Aile ve Sosyal Hizmetler Bakanı Mahinur Özdemir Göktaş, Cumhurbaşkanı Recep Tayyip Erdoğan’ın talimatıyla bu yılın sonuna kadar uzatılan Türkiye Aile Destek Programı’na ilişkin değerlendirmelerde bulundu. ‘Kimseyi geride bırakmayan’ bir sosyal hizmet anlayışıyla hareket ettiklerini belirten Göktaş, ihtiyaç sahiplerine yönelik sosyal yardımları sürdürdüklerini belirtti. Düzenli sosyal yardımlardan yararlanan hanelerin yanı sıra herhangi bir dezavantajı olmaması nedeniyle düzenli sosyal yardım alamayan haneleri de yalnızca gelir kriteri üzerinden Türkiye Aile Destek Programı’na dahil ettiklerini hatırlayan Göktaş, “Bu doğrultuda Türkiye Aile Destek Programı’nda bu ayki ödemeyle birlikte bugüne kadar hanelere toplam 95,9 milyar lira destek sağladık” dedi.
‘HANELERE DESTEK ÖDEMELERİ HER AY DÜZENLİ OLARAK YAPILIYOR’
Program kapsamında hanelere destek ödemelerinin her ay düzenli yapıldığına değinen Göktaş, “İhtiyaç sahibi hanelerimize yönelik hayata geçirdiğimiz desteğimizle onların yanında olmayı sürdürüyoruz. Türkiye Aile Destek Programı ödemelerini bugün itibarıyla hesaplara yatırıyoruz. Bu doğrultuda Aile Desteği Bileşeni kapsamında 2,9 milyar lira, Çocuk Desteği Bileşeni kapsamında 900 milyon lira olmak üzere toplamda 3,8 milyar lira ödeme yapacağız” şeklinde konuştu.
‘YAVRULARIMIZIN MARUZ KALDIĞI HER TÜRLÜ KÖTÜLÜĞÜN, HER ZAMAN KARŞISINDAYIZ’

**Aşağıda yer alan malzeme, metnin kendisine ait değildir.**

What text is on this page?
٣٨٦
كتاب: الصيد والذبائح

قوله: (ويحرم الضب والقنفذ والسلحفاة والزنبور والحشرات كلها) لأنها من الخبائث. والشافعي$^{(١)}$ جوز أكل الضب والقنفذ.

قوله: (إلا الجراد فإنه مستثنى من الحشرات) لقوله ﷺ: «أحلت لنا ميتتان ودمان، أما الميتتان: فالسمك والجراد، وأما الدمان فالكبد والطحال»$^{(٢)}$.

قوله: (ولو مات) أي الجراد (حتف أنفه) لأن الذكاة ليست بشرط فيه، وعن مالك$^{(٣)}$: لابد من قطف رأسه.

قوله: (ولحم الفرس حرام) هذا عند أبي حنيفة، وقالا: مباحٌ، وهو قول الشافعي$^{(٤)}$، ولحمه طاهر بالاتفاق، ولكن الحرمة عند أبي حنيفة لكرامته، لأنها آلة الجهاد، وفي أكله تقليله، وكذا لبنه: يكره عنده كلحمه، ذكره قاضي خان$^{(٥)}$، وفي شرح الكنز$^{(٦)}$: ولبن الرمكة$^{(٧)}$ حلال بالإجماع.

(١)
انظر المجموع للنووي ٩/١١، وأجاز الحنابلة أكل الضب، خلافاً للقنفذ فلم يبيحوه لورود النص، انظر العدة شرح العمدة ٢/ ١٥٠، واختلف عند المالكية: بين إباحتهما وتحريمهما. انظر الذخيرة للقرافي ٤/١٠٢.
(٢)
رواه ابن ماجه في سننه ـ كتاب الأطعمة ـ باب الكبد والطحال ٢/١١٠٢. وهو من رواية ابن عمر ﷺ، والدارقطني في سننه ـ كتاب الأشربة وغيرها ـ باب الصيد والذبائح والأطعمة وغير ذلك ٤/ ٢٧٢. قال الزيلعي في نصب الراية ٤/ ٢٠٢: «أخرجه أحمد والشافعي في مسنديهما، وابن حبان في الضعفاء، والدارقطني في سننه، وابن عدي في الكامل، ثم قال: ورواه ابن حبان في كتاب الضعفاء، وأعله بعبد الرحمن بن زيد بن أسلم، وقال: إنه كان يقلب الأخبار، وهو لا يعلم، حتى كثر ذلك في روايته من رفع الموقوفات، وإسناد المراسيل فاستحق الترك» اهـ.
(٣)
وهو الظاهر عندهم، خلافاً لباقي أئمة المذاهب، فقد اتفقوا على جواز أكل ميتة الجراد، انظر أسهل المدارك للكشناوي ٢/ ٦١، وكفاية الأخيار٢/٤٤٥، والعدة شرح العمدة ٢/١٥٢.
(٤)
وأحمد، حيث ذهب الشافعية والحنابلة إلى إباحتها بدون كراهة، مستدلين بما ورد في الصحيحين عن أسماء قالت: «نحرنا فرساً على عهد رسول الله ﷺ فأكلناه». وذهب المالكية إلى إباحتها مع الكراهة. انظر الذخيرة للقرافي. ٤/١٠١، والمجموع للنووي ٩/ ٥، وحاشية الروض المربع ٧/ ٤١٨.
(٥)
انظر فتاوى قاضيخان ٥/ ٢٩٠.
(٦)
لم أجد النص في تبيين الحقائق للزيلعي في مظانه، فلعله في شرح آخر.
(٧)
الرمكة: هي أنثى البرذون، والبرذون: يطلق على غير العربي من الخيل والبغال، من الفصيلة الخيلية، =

Bakan Göktaş, öte yandan Diyarbakır’da 8 yaşındaki Narin Güran’ın öldürülmesine ilişkin, bakanlık olarak davaya müdahil olacaklarını belirterek, “Hukuki süreci sonuna kadar takip edip Narin’i hayattan koparan kişi veya kişilerin en ağır cezayı almaları için elimizden ne geliyorsa yapacağız” dedi. Cumhurbaşkanı Erdoğan’ın da bizzat konunun takipçisi olduğunu söyleyen Göktaş, bakanlık olarak olaydan etkilenen çocuklar için sürecin en başından itibaren psikososyal destek hizmeti sağladıklarını vurguladı. Bakan Göktaş, şunları söyledi: “Evlatlarımızın fiziksel ve psikolojik iyilik hallerini sağlamak, onların güvenli bir şekilde büyümelerini sağlamak en hassas olduğumuz konudur. Onları güvenli yarınlara taşıma, sevgi ve şefkatle büyümeleri için ne gerekiyorsa yapma sorumluluğu toplum olarak hepimizin temel insanlık görevidir. Bu anlamda göz bebeğimiz masum yavrularımızın maruz kaldığı her türlü kötülüğün, her zaman karşısındayız.”
‘AMACIMIZ TEKRAR BU TÜR ACILARIN YAŞANMAMASI’
Bir çocuğa zarar vermeyi sadece hukuki değil aynı zamanda ahlaki ve toplumsal bir suç olarak tanımlayan Göktaş, bunu ‘kabul edilemez’ olarak nitelendirdi. Konuyla ilgili adli soruşturmanın devam ettiğini de aktaran Göktaş, “Amacımız tekrar bu tür acıların yaşanmaması. Bakanlık olarak davaya müdahil olacağız. Hukuki süreci sonuna kadar takip edip Narin’i hayattan koparan kişi veya kişilerin en ağır cezayı almaları için elimizden ne geliyorsa yapacağız. Bunun yanı sıra olayın yaşandığı mahallede psikososyal destek çalışmalarını da sürdürüyoruz” açıklamasında bulundu.